In 1847 the then king of Afghanistan succeeded in having the faces cut
off. Holes were made in the front of the heads and wooden pegs were hammered
into them until finally huge slabs with the facial features on them split off
and crashed to the ground. The only
reason the images were never completely destroyed was that they were simply too
big.
While
I think that the final destruction of the Buddhas of Bamiyan was a tragedy from
a cultural and archaeological point of view, I don’t think it was significant
as far as Buddhism is concerned. I am not a great fan of big Buddhas. I
consider them a waste of resources that could and should be better used for
Dhamma activities. Grandiose monuments are no substitute for projects to
clarify and promote the Dhamma.
1 comment:
Hi Bhante.
This is a great blog about the Buddhas of Bamiyan valley. About as much information as I have seen anywhere else for sure. Amazing how these monuments became a kind of ongoing manifestation of negativity as they gradually succumbed to their fate. How is it that the manifestations of human perfection, became a macabre expression of the worst of humanity? A rhetorical question of course. Their final destruction in February, 2001 seemed to be a deliberate piece of theatre for a global audience. To my mind the whole finale was designed to taunt those who called for their preservation, perhaps even an intended harbinger of the WTC destruction later that year.

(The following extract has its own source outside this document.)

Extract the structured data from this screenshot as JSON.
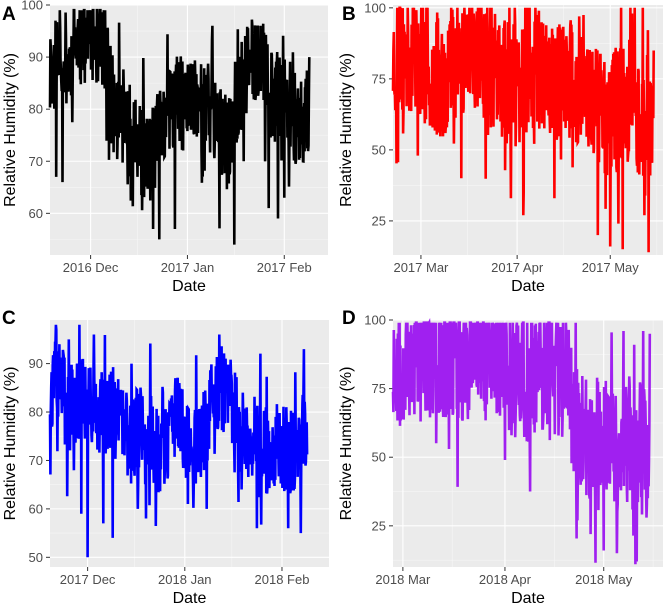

Osama Bin Laden's coteri including Mullah Omar were aware of OBL's intention for the WTC. When people uninformed about "all things Buddhist" ask me (occasionally) what a Buddha statue or image represents, I tell them that IMHO, the Buddha statue is a representation of them, or more particularly a representation of the viewer, perfected, rather than only a commemoration of the one who became the historical founder of Buddhism. Of course it is this too. But when I suggest the reflective quality of the image, in my experience this becomes surprisingly meaningful to the viewer, a kind of Zen moment if you will. To me a little part of us all, died when the the Bamiyan Buddhas were turned to dust. I would like to say, finally, that when I determined to become a Buddhist, way back in 1984, I made preparation in my bedroom to do a mini Puja. I had nearly all the necessary requisites, incense, candles, flowers and I memorized the five precepts, the three refuges and the homage. What I lacked was a Buddha rupa/statue and so, lacking the resources to procure a Buddha statue, I used a photocopied page from a recent Sri Lanka News which had an interesting article on Buddhism and imbedded in the text was a grainy B&W image of the Buddha image from the Maha Bodhi temple in India. I still have this photocopied image in my meditation space to this day. Thus I was able to precept myself as a Buddhist. Thanks again Bhante for your informative Blog.